Liquid cultures of NEB5α E. coli transformed with sod Cu/Zn and negative control were grown up over night at 37°C. The following day, the cells were washed and resuspended in 0.9% NaCl solution. Cell concentration was then adjusted to 10^7/mL in 5mL of a glass Petri dish. Each sample was then exposed to 1.2 J/(m^2*sec) of UV-C radiation from a UV lamp for a cumulative of 0 seconds, 2 seconds, 5 seconds, 10 seconds, 20 seconds, and 30 seconds. After each exposure, a dilution spot assay was conducted to determine the final number of surviving cells.
Characterized; however, further testing needed. Refer to http://2012.igem.org/Team:Stanford-Brown/HellCell/Radiation.

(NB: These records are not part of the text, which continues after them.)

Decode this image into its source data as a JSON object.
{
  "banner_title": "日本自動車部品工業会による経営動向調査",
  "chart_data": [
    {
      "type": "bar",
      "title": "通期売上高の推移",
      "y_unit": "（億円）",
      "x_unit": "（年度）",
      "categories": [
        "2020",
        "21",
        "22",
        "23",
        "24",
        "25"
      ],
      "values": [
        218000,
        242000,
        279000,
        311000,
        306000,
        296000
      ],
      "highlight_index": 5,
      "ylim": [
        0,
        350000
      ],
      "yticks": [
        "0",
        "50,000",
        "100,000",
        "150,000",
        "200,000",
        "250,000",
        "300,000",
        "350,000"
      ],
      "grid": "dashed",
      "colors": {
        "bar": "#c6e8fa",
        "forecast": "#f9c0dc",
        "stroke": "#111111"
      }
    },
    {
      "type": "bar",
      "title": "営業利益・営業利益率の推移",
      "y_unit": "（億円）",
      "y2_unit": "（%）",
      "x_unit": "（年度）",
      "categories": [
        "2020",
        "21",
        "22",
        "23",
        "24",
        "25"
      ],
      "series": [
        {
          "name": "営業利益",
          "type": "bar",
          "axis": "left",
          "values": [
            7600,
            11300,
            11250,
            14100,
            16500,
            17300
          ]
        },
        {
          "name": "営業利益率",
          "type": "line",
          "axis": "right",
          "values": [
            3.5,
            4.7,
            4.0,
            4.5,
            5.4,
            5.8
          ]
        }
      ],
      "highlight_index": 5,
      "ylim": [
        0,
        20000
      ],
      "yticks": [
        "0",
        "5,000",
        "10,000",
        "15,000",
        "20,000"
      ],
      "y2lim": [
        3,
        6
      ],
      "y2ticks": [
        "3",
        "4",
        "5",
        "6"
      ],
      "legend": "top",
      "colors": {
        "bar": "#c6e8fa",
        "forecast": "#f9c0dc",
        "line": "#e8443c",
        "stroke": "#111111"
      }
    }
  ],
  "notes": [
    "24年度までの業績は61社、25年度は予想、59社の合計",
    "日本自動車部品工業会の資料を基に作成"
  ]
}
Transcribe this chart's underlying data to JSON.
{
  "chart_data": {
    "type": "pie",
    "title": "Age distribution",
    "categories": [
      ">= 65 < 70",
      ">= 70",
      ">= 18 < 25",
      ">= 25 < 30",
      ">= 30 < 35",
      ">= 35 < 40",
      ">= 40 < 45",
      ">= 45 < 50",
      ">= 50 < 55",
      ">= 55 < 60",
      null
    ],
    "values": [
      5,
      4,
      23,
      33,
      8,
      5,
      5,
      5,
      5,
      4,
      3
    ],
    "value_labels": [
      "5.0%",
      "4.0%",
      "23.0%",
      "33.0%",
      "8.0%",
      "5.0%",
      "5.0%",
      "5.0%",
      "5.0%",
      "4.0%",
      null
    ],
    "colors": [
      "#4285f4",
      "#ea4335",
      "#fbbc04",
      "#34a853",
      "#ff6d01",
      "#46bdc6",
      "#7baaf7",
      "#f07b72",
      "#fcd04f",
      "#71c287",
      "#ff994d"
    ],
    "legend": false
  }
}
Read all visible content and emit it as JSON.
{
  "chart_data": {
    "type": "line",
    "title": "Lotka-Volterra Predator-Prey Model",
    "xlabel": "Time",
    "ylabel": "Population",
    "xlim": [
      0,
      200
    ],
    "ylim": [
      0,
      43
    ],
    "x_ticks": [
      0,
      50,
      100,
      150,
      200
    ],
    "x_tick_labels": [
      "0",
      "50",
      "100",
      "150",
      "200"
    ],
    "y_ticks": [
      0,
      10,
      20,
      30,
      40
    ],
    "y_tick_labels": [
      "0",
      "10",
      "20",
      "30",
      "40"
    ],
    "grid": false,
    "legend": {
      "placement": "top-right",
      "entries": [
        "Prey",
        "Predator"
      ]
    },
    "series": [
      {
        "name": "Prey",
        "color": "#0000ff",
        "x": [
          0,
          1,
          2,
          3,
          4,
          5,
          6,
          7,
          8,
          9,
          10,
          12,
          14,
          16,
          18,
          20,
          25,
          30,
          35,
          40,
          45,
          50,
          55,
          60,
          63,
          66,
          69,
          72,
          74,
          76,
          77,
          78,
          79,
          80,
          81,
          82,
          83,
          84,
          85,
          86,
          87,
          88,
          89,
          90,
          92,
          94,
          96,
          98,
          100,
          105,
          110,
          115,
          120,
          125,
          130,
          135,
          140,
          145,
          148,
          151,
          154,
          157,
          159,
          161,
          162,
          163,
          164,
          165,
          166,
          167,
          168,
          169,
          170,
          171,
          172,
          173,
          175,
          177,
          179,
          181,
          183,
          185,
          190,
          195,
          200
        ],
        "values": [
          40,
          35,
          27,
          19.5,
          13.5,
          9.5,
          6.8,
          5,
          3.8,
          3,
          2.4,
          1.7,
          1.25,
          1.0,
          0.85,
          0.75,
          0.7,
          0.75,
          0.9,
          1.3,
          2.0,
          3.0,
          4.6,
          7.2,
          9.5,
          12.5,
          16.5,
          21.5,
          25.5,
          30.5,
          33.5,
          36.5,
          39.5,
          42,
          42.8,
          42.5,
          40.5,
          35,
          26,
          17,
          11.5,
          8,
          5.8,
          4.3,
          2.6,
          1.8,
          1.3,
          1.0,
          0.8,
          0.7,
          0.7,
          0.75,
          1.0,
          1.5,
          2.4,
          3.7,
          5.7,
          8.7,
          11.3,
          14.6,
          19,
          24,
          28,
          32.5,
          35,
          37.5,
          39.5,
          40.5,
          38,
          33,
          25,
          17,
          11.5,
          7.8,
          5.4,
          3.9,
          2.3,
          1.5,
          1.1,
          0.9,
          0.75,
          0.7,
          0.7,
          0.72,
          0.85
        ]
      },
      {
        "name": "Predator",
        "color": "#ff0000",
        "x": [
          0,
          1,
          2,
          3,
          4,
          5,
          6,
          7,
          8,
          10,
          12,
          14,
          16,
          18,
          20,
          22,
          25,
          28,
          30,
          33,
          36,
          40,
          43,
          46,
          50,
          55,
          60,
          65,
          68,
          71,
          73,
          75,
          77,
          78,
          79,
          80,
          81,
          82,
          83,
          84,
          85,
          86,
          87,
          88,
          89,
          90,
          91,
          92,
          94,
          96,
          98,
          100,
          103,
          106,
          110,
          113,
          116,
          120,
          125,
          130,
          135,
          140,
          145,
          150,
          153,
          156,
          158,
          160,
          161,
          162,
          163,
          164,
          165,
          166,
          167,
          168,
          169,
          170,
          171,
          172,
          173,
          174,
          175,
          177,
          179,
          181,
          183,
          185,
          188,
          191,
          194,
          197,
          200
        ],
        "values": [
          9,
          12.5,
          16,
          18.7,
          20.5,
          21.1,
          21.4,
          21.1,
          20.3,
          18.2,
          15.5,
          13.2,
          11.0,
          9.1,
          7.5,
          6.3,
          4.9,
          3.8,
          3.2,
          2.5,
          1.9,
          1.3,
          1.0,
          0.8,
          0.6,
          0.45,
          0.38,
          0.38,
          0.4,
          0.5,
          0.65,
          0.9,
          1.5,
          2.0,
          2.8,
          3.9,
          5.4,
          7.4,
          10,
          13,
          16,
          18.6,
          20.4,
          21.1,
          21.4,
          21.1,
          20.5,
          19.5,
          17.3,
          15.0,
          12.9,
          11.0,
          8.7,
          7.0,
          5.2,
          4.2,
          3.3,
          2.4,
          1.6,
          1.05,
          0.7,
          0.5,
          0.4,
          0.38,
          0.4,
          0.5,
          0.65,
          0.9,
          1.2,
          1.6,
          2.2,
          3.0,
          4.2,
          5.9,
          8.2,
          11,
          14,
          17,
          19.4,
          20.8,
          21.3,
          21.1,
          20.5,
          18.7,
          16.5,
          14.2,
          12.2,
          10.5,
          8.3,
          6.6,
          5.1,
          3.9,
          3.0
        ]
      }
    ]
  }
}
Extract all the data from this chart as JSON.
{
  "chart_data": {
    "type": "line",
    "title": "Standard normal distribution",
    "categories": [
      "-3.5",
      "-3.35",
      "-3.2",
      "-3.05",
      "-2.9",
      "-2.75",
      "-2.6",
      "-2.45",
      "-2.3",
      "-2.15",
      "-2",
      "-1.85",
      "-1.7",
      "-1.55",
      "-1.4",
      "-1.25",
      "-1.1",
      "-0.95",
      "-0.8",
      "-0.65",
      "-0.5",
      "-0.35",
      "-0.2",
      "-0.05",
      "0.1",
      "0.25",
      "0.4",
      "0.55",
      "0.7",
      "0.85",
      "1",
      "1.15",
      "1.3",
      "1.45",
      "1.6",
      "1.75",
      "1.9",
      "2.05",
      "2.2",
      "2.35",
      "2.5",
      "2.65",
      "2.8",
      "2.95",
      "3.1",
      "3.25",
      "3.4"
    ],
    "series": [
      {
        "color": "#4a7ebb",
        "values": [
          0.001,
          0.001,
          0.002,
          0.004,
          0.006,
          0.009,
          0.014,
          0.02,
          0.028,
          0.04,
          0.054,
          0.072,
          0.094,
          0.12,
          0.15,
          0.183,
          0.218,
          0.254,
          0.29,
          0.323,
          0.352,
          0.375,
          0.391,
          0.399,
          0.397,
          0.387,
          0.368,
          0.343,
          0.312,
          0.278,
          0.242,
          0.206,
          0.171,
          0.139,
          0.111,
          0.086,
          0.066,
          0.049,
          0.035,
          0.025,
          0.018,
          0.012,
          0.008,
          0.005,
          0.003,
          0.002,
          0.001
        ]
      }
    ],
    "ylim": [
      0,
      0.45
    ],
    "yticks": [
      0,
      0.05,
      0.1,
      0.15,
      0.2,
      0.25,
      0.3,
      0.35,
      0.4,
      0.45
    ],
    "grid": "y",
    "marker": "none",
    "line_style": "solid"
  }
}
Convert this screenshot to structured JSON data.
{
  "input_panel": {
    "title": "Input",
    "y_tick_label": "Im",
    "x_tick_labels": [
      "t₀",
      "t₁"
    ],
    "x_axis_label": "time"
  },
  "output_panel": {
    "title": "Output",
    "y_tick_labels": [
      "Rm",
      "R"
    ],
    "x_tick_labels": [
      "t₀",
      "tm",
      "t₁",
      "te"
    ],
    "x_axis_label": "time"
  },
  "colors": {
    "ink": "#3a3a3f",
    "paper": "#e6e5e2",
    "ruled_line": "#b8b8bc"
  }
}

Applications of BBa_K847004
Astrobiology revolves around three central questions: "Where do we come from?", "Where are we going?", and "Are we alone?" To approach the second question, the Hell Cell subgroup of the Stanford-Brown iGEM team developed BioBricks that allow a cell to survive harsh extraterrestrial conditions. Such a toolset could create a space-ready synthetic organism to perform useful functions off-world. This gene is one of the toolset, potentially conferring radiation resistance to otherwise radiation-intolerant bacteria.